Остальных узников лагеря привели тогда к устью штольни, и они, построенные шеренгами, стояли на морозе, смотрели, как беглецов загоняют в гору. Потом «погонщики» вышли наружу. Потом несколько минут было тихо. А потом черная каменная пасть штольни вдруг взревела , изрыгая на строй заключенных обломки скал и пламя, и могучая ударная волна разметала их ряды. Когда дым рассеялся и только ледяная пыль сыпалась на очевидцев, пасть уже сомкнулась навеки.
— Вот кретины, — повторил хаагский агент Армии и покосился на Собачьего Короля, словно ожидая одобрения. Кающиеся успели меж тем далеко углубиться в «красную» зону.
— Поболе трех десятков будет, — сказал агент и вполголоса досчитал почти до сорока. О предупреждении айзенауские, может, и не слыхали, зато слыхали про солдат, потому и явились такой многочисленной группой. Армия по-прежнему благоволила к стелламуровским процессиям и порой премировала их участников топливом, сухим молоком и батарейками.

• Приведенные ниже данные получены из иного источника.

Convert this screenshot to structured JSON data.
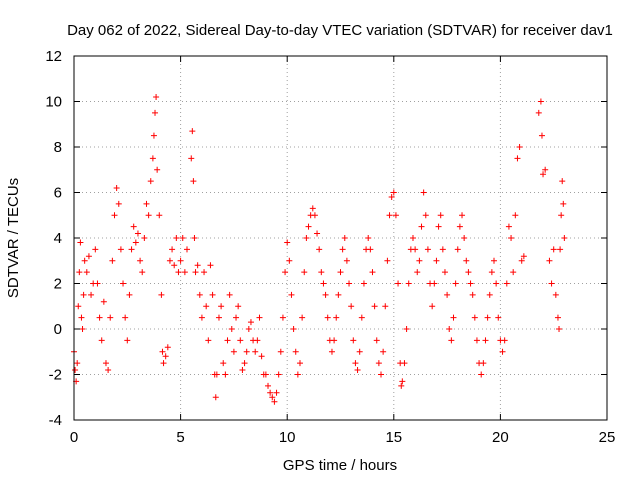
{
  "chart_data": {
    "type": "scatter",
    "title": "Day 062 of 2022, Sidereal Day-to-day VTEC variation (SDTVAR) for receiver dav1",
    "xlabel": "GPS time / hours",
    "ylabel": "SDTVAR / TECUs",
    "xlim": [
      0,
      25
    ],
    "ylim": [
      -4,
      12
    ],
    "x_ticks": [
      0,
      5,
      10,
      15,
      20,
      25
    ],
    "y_ticks": [
      -4,
      -2,
      0,
      2,
      4,
      6,
      8,
      10,
      12
    ],
    "grid": true,
    "marker": "+",
    "colors": {
      "series": "#ff0000",
      "grid": "#a0a0a0",
      "axis": "#000000"
    },
    "series": [
      {
        "name": "dav1",
        "points": [
          [
            0.0,
            -1.0
          ],
          [
            0.05,
            -1.8
          ],
          [
            0.1,
            -2.3
          ],
          [
            0.15,
            -1.5
          ],
          [
            0.2,
            1.0
          ],
          [
            0.25,
            2.5
          ],
          [
            0.3,
            3.8
          ],
          [
            0.35,
            0.5
          ],
          [
            0.4,
            0.0
          ],
          [
            0.45,
            1.5
          ],
          [
            0.5,
            3.0
          ],
          [
            0.6,
            2.5
          ],
          [
            0.7,
            3.2
          ],
          [
            0.8,
            1.5
          ],
          [
            0.9,
            2.0
          ],
          [
            1.0,
            3.5
          ],
          [
            1.1,
            2.0
          ],
          [
            1.2,
            0.5
          ],
          [
            1.3,
            -0.5
          ],
          [
            1.4,
            1.2
          ],
          [
            1.5,
            -1.5
          ],
          [
            1.6,
            -1.8
          ],
          [
            1.7,
            0.5
          ],
          [
            1.8,
            3.0
          ],
          [
            1.9,
            5.0
          ],
          [
            2.0,
            6.2
          ],
          [
            2.1,
            5.5
          ],
          [
            2.2,
            3.5
          ],
          [
            2.3,
            2.0
          ],
          [
            2.4,
            0.5
          ],
          [
            2.5,
            -0.5
          ],
          [
            2.6,
            1.5
          ],
          [
            2.7,
            3.5
          ],
          [
            2.8,
            4.5
          ],
          [
            2.9,
            3.8
          ],
          [
            3.0,
            4.2
          ],
          [
            3.1,
            3.0
          ],
          [
            3.2,
            2.5
          ],
          [
            3.3,
            4.0
          ],
          [
            3.4,
            5.5
          ],
          [
            3.5,
            5.0
          ],
          [
            3.6,
            6.5
          ],
          [
            3.7,
            7.5
          ],
          [
            3.75,
            8.5
          ],
          [
            3.8,
            9.5
          ],
          [
            3.85,
            10.2
          ],
          [
            3.9,
            7.0
          ],
          [
            4.0,
            5.0
          ],
          [
            4.1,
            1.5
          ],
          [
            4.15,
            -1.0
          ],
          [
            4.2,
            -1.5
          ],
          [
            4.3,
            -1.2
          ],
          [
            4.4,
            -0.8
          ],
          [
            4.5,
            3.0
          ],
          [
            4.6,
            3.5
          ],
          [
            4.7,
            2.8
          ],
          [
            4.8,
            4.0
          ],
          [
            4.9,
            2.5
          ],
          [
            5.0,
            3.0
          ],
          [
            5.1,
            4.0
          ],
          [
            5.2,
            2.5
          ],
          [
            5.3,
            3.5
          ],
          [
            5.5,
            7.5
          ],
          [
            5.55,
            8.7
          ],
          [
            5.6,
            6.5
          ],
          [
            5.65,
            4.0
          ],
          [
            5.7,
            2.5
          ],
          [
            5.8,
            2.8
          ],
          [
            5.9,
            1.5
          ],
          [
            6.0,
            0.5
          ],
          [
            6.1,
            2.5
          ],
          [
            6.2,
            1.0
          ],
          [
            6.3,
            -0.5
          ],
          [
            6.4,
            2.8
          ],
          [
            6.5,
            1.5
          ],
          [
            6.6,
            -2.0
          ],
          [
            6.65,
            -3.0
          ],
          [
            6.7,
            -2.0
          ],
          [
            6.8,
            0.5
          ],
          [
            6.9,
            1.0
          ],
          [
            7.0,
            -1.5
          ],
          [
            7.1,
            -2.0
          ],
          [
            7.2,
            -0.5
          ],
          [
            7.3,
            1.5
          ],
          [
            7.4,
            0.0
          ],
          [
            7.5,
            -1.0
          ],
          [
            7.6,
            0.5
          ],
          [
            7.7,
            1.0
          ],
          [
            7.8,
            -0.5
          ],
          [
            7.9,
            -1.8
          ],
          [
            8.0,
            -1.5
          ],
          [
            8.1,
            -1.0
          ],
          [
            8.2,
            0.0
          ],
          [
            8.3,
            0.3
          ],
          [
            8.4,
            -0.5
          ],
          [
            8.5,
            -1.0
          ],
          [
            8.6,
            -0.5
          ],
          [
            8.7,
            0.5
          ],
          [
            8.8,
            -1.2
          ],
          [
            8.9,
            -2.0
          ],
          [
            9.0,
            -2.0
          ],
          [
            9.1,
            -2.5
          ],
          [
            9.2,
            -2.8
          ],
          [
            9.3,
            -3.0
          ],
          [
            9.4,
            -3.2
          ],
          [
            9.5,
            -2.8
          ],
          [
            9.6,
            -2.0
          ],
          [
            9.7,
            -1.0
          ],
          [
            9.8,
            0.5
          ],
          [
            9.9,
            2.5
          ],
          [
            10.0,
            3.8
          ],
          [
            10.1,
            3.0
          ],
          [
            10.2,
            1.5
          ],
          [
            10.3,
            0.0
          ],
          [
            10.4,
            -1.0
          ],
          [
            10.5,
            -2.0
          ],
          [
            10.6,
            -1.5
          ],
          [
            10.7,
            0.5
          ],
          [
            10.8,
            2.5
          ],
          [
            10.9,
            4.0
          ],
          [
            11.0,
            4.5
          ],
          [
            11.1,
            5.0
          ],
          [
            11.2,
            5.3
          ],
          [
            11.3,
            5.0
          ],
          [
            11.4,
            4.2
          ],
          [
            11.5,
            3.5
          ],
          [
            11.6,
            2.5
          ],
          [
            11.7,
            2.0
          ],
          [
            11.8,
            1.5
          ],
          [
            11.9,
            0.5
          ],
          [
            12.0,
            -0.5
          ],
          [
            12.1,
            -1.0
          ],
          [
            12.2,
            -0.5
          ],
          [
            12.3,
            0.5
          ],
          [
            12.4,
            1.5
          ],
          [
            12.5,
            2.5
          ],
          [
            12.6,
            3.5
          ],
          [
            12.7,
            4.0
          ],
          [
            12.8,
            3.0
          ],
          [
            12.9,
            2.0
          ],
          [
            13.0,
            1.0
          ],
          [
            13.1,
            -0.5
          ],
          [
            13.2,
            -1.5
          ],
          [
            13.3,
            -1.8
          ],
          [
            13.4,
            -1.0
          ],
          [
            13.5,
            0.5
          ],
          [
            13.6,
            2.0
          ],
          [
            13.7,
            3.5
          ],
          [
            13.8,
            4.0
          ],
          [
            13.9,
            3.5
          ],
          [
            14.0,
            2.5
          ],
          [
            14.1,
            1.0
          ],
          [
            14.2,
            -0.5
          ],
          [
            14.3,
            -1.5
          ],
          [
            14.4,
            -2.0
          ],
          [
            14.5,
            -1.0
          ],
          [
            14.6,
            1.0
          ],
          [
            14.7,
            3.0
          ],
          [
            14.8,
            5.0
          ],
          [
            14.9,
            5.8
          ],
          [
            15.0,
            6.0
          ],
          [
            15.1,
            5.0
          ],
          [
            15.2,
            2.0
          ],
          [
            15.3,
            -1.5
          ],
          [
            15.35,
            -2.5
          ],
          [
            15.4,
            -2.3
          ],
          [
            15.5,
            -1.5
          ],
          [
            15.6,
            0.0
          ],
          [
            15.7,
            2.0
          ],
          [
            15.8,
            3.5
          ],
          [
            15.9,
            4.0
          ],
          [
            16.0,
            3.5
          ],
          [
            16.1,
            2.5
          ],
          [
            16.2,
            3.0
          ],
          [
            16.3,
            4.5
          ],
          [
            16.4,
            6.0
          ],
          [
            16.5,
            5.0
          ],
          [
            16.6,
            3.5
          ],
          [
            16.7,
            2.0
          ],
          [
            16.8,
            1.0
          ],
          [
            16.9,
            2.0
          ],
          [
            17.0,
            3.0
          ],
          [
            17.1,
            4.5
          ],
          [
            17.2,
            5.0
          ],
          [
            17.3,
            3.5
          ],
          [
            17.4,
            2.5
          ],
          [
            17.5,
            1.5
          ],
          [
            17.6,
            0.0
          ],
          [
            17.7,
            -0.5
          ],
          [
            17.8,
            0.5
          ],
          [
            17.9,
            2.0
          ],
          [
            18.0,
            3.5
          ],
          [
            18.1,
            4.5
          ],
          [
            18.2,
            5.0
          ],
          [
            18.3,
            4.0
          ],
          [
            18.4,
            3.0
          ],
          [
            18.5,
            2.5
          ],
          [
            18.6,
            2.0
          ],
          [
            18.7,
            1.5
          ],
          [
            18.8,
            0.5
          ],
          [
            18.9,
            -0.5
          ],
          [
            19.0,
            -1.5
          ],
          [
            19.1,
            -2.0
          ],
          [
            19.2,
            -1.5
          ],
          [
            19.3,
            -0.5
          ],
          [
            19.4,
            0.5
          ],
          [
            19.5,
            1.5
          ],
          [
            19.6,
            2.5
          ],
          [
            19.7,
            3.0
          ],
          [
            19.8,
            2.0
          ],
          [
            19.9,
            0.5
          ],
          [
            20.0,
            -0.5
          ],
          [
            20.1,
            -1.0
          ],
          [
            20.2,
            -0.5
          ],
          [
            20.3,
            2.0
          ],
          [
            20.4,
            4.5
          ],
          [
            20.5,
            4.0
          ],
          [
            20.6,
            2.5
          ],
          [
            20.7,
            5.0
          ],
          [
            20.8,
            7.5
          ],
          [
            20.9,
            8.0
          ],
          [
            21.0,
            3.0
          ],
          [
            21.1,
            3.2
          ],
          [
            21.8,
            9.5
          ],
          [
            21.9,
            10.0
          ],
          [
            21.95,
            8.5
          ],
          [
            22.0,
            6.8
          ],
          [
            22.1,
            7.0
          ],
          [
            22.3,
            3.0
          ],
          [
            22.4,
            2.0
          ],
          [
            22.5,
            3.5
          ],
          [
            22.6,
            1.5
          ],
          [
            22.7,
            0.5
          ],
          [
            22.75,
            0.0
          ],
          [
            22.8,
            3.5
          ],
          [
            22.85,
            5.0
          ],
          [
            22.9,
            6.5
          ],
          [
            22.95,
            5.5
          ],
          [
            23.0,
            4.0
          ]
        ]
      }
    ]
  }
}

— Давай бегом, — сказал Собачий Король своему Телохранителю. — Если можешь, давай бегом туда, останови их, чтоб дальше ни шагу. Скажи, пускай зароются в снег. А ежели они молятся и поют, пускай рот не закрывают. Скажи им: пускай рот не закрывают.
Устремившись из сумрака секретариата в слепяще-яркий зимний день, Беринг не думал ни о кающихся из Айзенау, ни об ударной волне, ни об угрозе осколочного дождя. Он думал о лице Лили, о ее глазах, о ее взгляде, который полетит ему навстречу, когда Амбрас станет рассказывать ей, как он бежал по снегу. «Надо было видеть его... — возможно, скажет Амбрас. — Надо было видеть, как он мчался по сугробам к этим кретинам».
Снег был сухой и зыбучий. В иные сугробы Беринг проваливался по пояс и, добежав до красных флажков, вконец запыхался. Ему казалось, что па таком расстоянии кающиеся наверняка услышат его, и он начал кричать. Но в эту стужу и из-за одышки голос его был слишком слаб для здешнего белого простора. Хотя над головой раскинулось безоблачное синее небо, ветер срывал снежную пыль с гребней сугробов, окутывал ею Беринговы крики и уносил туда, откуда он явился. Стойте! Остановитесь! Остановитесь, черт вас возьми! Кающиеся не слышали. Упорно шагали навстречу незримому вулкану.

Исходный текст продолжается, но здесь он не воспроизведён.